Critics might say that I’m being over gullible. I can ignore both consumerism and celebrity-ism if I chose to. Fair enough, I say. Let’s forget these two for a minute. But there’s that third wheel in this gamut – social media. My personal monster, necessary evil, frenemy. Call it what you will. When members of my own clan are feeding me doses of I’m-leading-a-perfect- life-and-you’re-not. Each time I scroll through my feed, one of my friends has gotten engaged. A change of status, flashy ring in tow. The ones that have gotten engaged are posting wedding videos, in their very own attempt to give Bollywood a run for their money, by dancing around trees, lip-syncing lines from Bollywood movies, and telling the world how they were just meant to be. The ones that are recent entrants into the marriage camp are sharing honeymoon pictures. And those that are, well, seasoned marriage veterans by now, are on their babymoons. More pictures. 

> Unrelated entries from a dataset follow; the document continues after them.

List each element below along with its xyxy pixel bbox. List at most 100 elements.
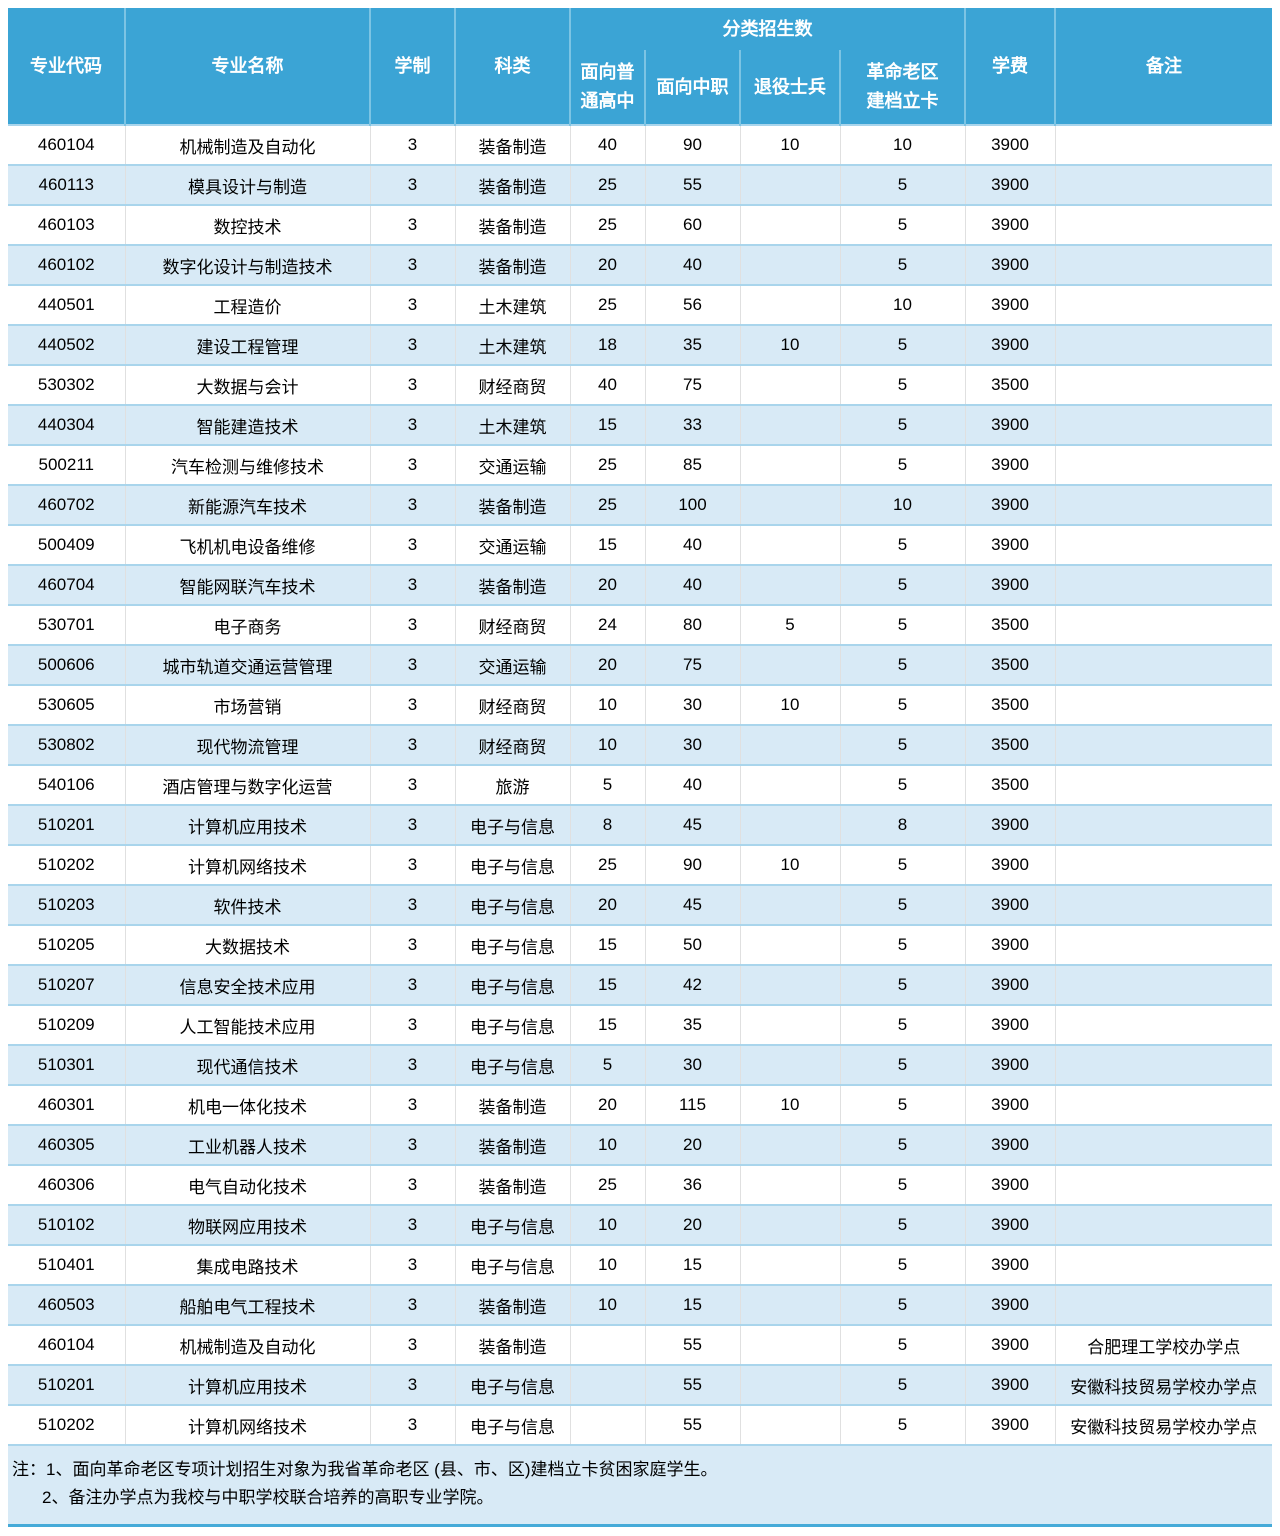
table-cell: 交通运输 [454,444,570,485]
table-row: 460104 机械制造及自动化 3 装备制造 55 5 3900 合肥理工学校办学点 [8,1324,1272,1365]
table-cell: 3900 [964,524,1055,565]
table-cell: 510202 [8,844,125,885]
table-cell: 15 [569,924,645,965]
table-cell: 合肥理工学校办学点 [1054,1324,1272,1365]
table-row: 510201 计算机应用技术 3 电子与信息 55 5 3900 安徽科技贸易学校办学点 [8,1364,1272,1405]
table-cell: 电子与信息 [454,924,570,965]
table-cell: 20 [644,1204,740,1245]
table-cell: 55 [644,164,740,205]
table-cell: 510201 [8,804,125,845]
table-cell: 新能源汽车技术 [124,484,370,525]
table-cell: 3900 [964,1084,1055,1125]
col-header-duration: 学制 [369,8,455,125]
table-row: 530802 现代物流管理 3 财经商贸 10 30 5 3500 [8,724,1272,765]
table-cell [739,924,840,965]
table-cell: 土木建筑 [454,404,570,445]
table-cell: 510207 [8,964,125,1005]
table-cell: 10 [569,1204,645,1245]
table-cell [1054,444,1272,485]
col-header-group-classified-enrollment: 分类招生数 [569,8,965,50]
table-header: 专业代码 专业名称 学制 科类 分类招生数 学费 备注 面向普通高中 面向中职 … [8,8,1272,125]
table-cell: 510301 [8,1044,125,1085]
table-cell: 3 [369,644,455,685]
table-cell: 3 [369,924,455,965]
table-cell: 35 [644,324,740,365]
table-cell: 3900 [964,924,1055,965]
table-cell: 财经商贸 [454,724,570,765]
table-cell: 30 [644,1044,740,1085]
table-cell: 3 [369,1204,455,1245]
table-cell [569,1324,645,1365]
table-cell: 3 [369,124,455,165]
table-cell [1054,804,1272,845]
table-cell: 460104 [8,1324,125,1365]
table-cell: 18 [569,324,645,365]
table-row: 510202 计算机网络技术 3 电子与信息 25 90 10 5 3900 [8,844,1272,885]
table-row: 510102 物联网应用技术 3 电子与信息 10 20 5 3900 [8,1204,1272,1245]
table-cell: 33 [644,404,740,445]
table-cell: 36 [644,1164,740,1205]
table-cell: 安徽科技贸易学校办学点 [1054,1364,1272,1405]
table-cell: 42 [644,964,740,1005]
table-cell: 装备制造 [454,1164,570,1205]
table-cell: 信息安全技术应用 [124,964,370,1005]
table-cell: 3900 [964,484,1055,525]
table-cell: 数控技术 [124,204,370,245]
table-cell [1054,244,1272,285]
table-cell [1054,1164,1272,1205]
table-cell: 5 [839,1404,965,1446]
table-cell: 10 [839,124,965,165]
table-cell: 5 [839,924,965,965]
table-row: 440304 智能建造技术 3 土木建筑 15 33 5 3900 [8,404,1272,445]
table-cell: 3 [369,364,455,405]
table-cell: 3 [369,1004,455,1045]
table-cell: 25 [569,844,645,885]
table-cell: 城市轨道交通运营管理 [124,644,370,685]
table-cell: 3 [369,724,455,765]
table-cell: 510102 [8,1204,125,1245]
table-cell: 20 [644,1124,740,1165]
table-cell [739,804,840,845]
col-header-regular-high-school: 面向普通高中 [569,50,645,125]
table-cell: 40 [569,124,645,165]
table-cell: 3900 [964,124,1055,165]
table-cell: 财经商贸 [454,684,570,725]
table-cell: 市场营销 [124,684,370,725]
table-cell: 电子与信息 [454,964,570,1005]
table-cell [1054,604,1272,645]
table-cell [739,284,840,325]
table-cell [739,764,840,805]
table-cell: 40 [644,564,740,605]
table-cell: 3 [369,1084,455,1125]
table-cell: 3 [369,164,455,205]
table-cell: 530802 [8,724,125,765]
table-row: 460306 电气自动化技术 3 装备制造 25 36 5 3900 [8,1164,1272,1205]
table-cell: 510401 [8,1244,125,1285]
col-header-major-name: 专业名称 [124,8,370,125]
table-cell: 10 [569,724,645,765]
table-cell: 5 [839,324,965,365]
table-cell: 3900 [964,1404,1055,1446]
table-cell: 集成电路技术 [124,1244,370,1285]
table-cell: 24 [569,604,645,645]
table-cell: 飞机机电设备维修 [124,524,370,565]
table-cell [739,1164,840,1205]
table-cell: 现代物流管理 [124,724,370,765]
enrollment-table-container: 专业代码 专业名称 学制 科类 分类招生数 学费 备注 面向普通高中 面向中职 … [8,8,1272,1527]
table-cell: 模具设计与制造 [124,164,370,205]
table-cell: 530701 [8,604,125,645]
table-cell: 交通运输 [454,524,570,565]
table-cell: 460503 [8,1284,125,1325]
table-cell: 3 [369,324,455,365]
table-cell: 旅游 [454,764,570,805]
table-cell: 3900 [964,1284,1055,1325]
table-cell: 5 [839,444,965,485]
table-cell: 机械制造及自动化 [124,1324,370,1365]
table-cell: 装备制造 [454,1284,570,1325]
table-cell: 3 [369,204,455,245]
table-cell: 电子与信息 [454,804,570,845]
table-cell: 15 [569,964,645,1005]
table-cell: 460306 [8,1164,125,1205]
table-cell: 安徽科技贸易学校办学点 [1054,1404,1272,1446]
table-cell: 40 [644,244,740,285]
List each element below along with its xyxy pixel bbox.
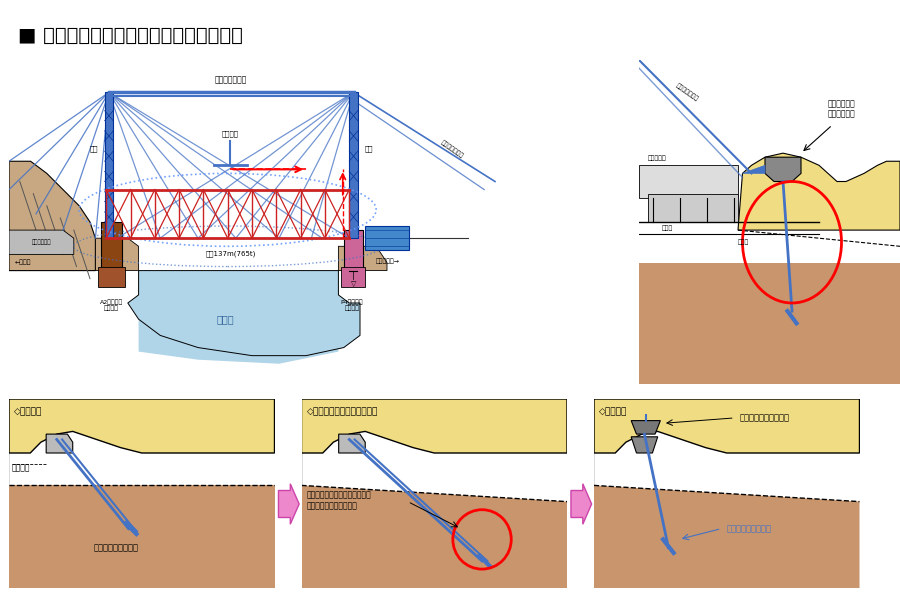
- Text: 鉄塔: 鉄塔: [90, 146, 98, 152]
- Polygon shape: [631, 437, 658, 453]
- Bar: [344, 230, 363, 271]
- Bar: [349, 92, 358, 238]
- Polygon shape: [46, 434, 73, 453]
- Text: コンクリートウェイト: コンクリートウェイト: [740, 413, 790, 422]
- Polygon shape: [302, 485, 567, 588]
- Bar: [104, 92, 113, 238]
- Text: 架設用ケーブル: 架設用ケーブル: [439, 139, 464, 159]
- Text: クレーン: クレーン: [222, 130, 239, 137]
- Text: 本名トンネル: 本名トンネル: [32, 239, 51, 245]
- Polygon shape: [639, 263, 900, 384]
- Text: 架設用ケーブル: 架設用ケーブル: [675, 83, 699, 102]
- Text: ◇工法変更: ◇工法変更: [599, 407, 627, 416]
- Polygon shape: [742, 165, 765, 173]
- Polygon shape: [302, 399, 567, 453]
- Bar: [101, 222, 122, 271]
- Polygon shape: [765, 157, 801, 181]
- Text: ▽: ▽: [351, 281, 356, 287]
- Bar: [648, 194, 738, 222]
- Text: 新国道: 新国道: [738, 239, 749, 245]
- Text: 架設用ケーブル: 架設用ケーブル: [214, 75, 247, 84]
- Polygon shape: [9, 161, 95, 271]
- Polygon shape: [128, 271, 360, 356]
- Text: ■ 第６只見川橋りょう桁架設の工法変更: ■ 第６只見川橋りょう桁架設の工法変更: [18, 26, 243, 45]
- Text: グラウンドアンカー: グラウンドアンカー: [94, 543, 139, 552]
- Text: ←只見方: ←只見方: [14, 260, 31, 265]
- Polygon shape: [738, 153, 900, 230]
- Bar: [98, 266, 125, 287]
- Text: 道路防護工: 道路防護工: [648, 155, 667, 161]
- Bar: [365, 226, 409, 250]
- Bar: [639, 166, 738, 198]
- Polygon shape: [95, 238, 139, 271]
- Polygon shape: [139, 271, 338, 364]
- Polygon shape: [9, 399, 274, 453]
- Text: ◇当初計画: ◇当初計画: [14, 407, 42, 416]
- Polygon shape: [594, 485, 860, 588]
- FancyArrow shape: [278, 484, 299, 524]
- Polygon shape: [594, 399, 860, 453]
- Text: グラウンドアンカーを定着する
硬い地質が想定より深い: グラウンドアンカーを定着する 硬い地質が想定より深い: [307, 491, 372, 510]
- FancyArrow shape: [571, 484, 591, 524]
- Text: 掘削範囲: 掘削範囲: [12, 464, 31, 473]
- Polygon shape: [338, 246, 387, 271]
- Text: A2橋台新設
（完了）: A2橋台新設 （完了）: [100, 299, 123, 311]
- Polygon shape: [631, 421, 661, 434]
- Text: ケーブル基礎
（工法変更）: ケーブル基礎 （工法変更）: [828, 99, 855, 118]
- Text: 只見川: 只見川: [216, 314, 234, 324]
- Text: ◇硬い地質が深いことが判明: ◇硬い地質が深いことが判明: [307, 407, 378, 416]
- Polygon shape: [9, 230, 74, 254]
- Polygon shape: [9, 485, 274, 588]
- Bar: [341, 266, 365, 287]
- Text: P4橋脚新設
（完了）: P4橋脚新設 （完了）: [340, 299, 364, 311]
- Text: 会津川口方→: 会津川口方→: [376, 259, 400, 264]
- Text: グラウンドアンカー: グラウンドアンカー: [727, 524, 772, 533]
- Text: 桁長137m(765t): 桁長137m(765t): [205, 250, 256, 257]
- Polygon shape: [338, 434, 365, 453]
- Text: 現国道: 現国道: [662, 225, 673, 231]
- Text: 鉄塔: 鉄塔: [364, 146, 373, 152]
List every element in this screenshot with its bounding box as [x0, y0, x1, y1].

When it’s not the wedding brigade, they’re sharing pictures of macarons from that upscale cafe in South Mumbai. Or one from the girls’ night out where a bunch of red-lipsticked faces stare at me screaming – ‘You were not invited’. Or from the last vacation in Bali, where a pair of perfectly manicured feet rest against the sunset. In short, everything to convince me that everybody except me is making the most of their time around the sun.

And here I am, convincing myself that I need to show myself more self-love. In an era that actually teaches anything but that. 

Story of my life, this. I’ll walk home from the shrink’s office. On the way, I’ll stop at that juice bar, pick up a raw juice, snap a picture, share it on social media, and then check back in an hour for the number of likes. And then when I see my favorite blogger talk about how a mascara changed her life, I’ll take my phone out and order that on the app. In the hopes that it might change mine, too. And I’ll remember to watch the latest episode of Little Things before bed, fantasizing one last time about the enviable life I can have only in dreams.

Insecurity Overload. Yes, that’s what it is. Sigh!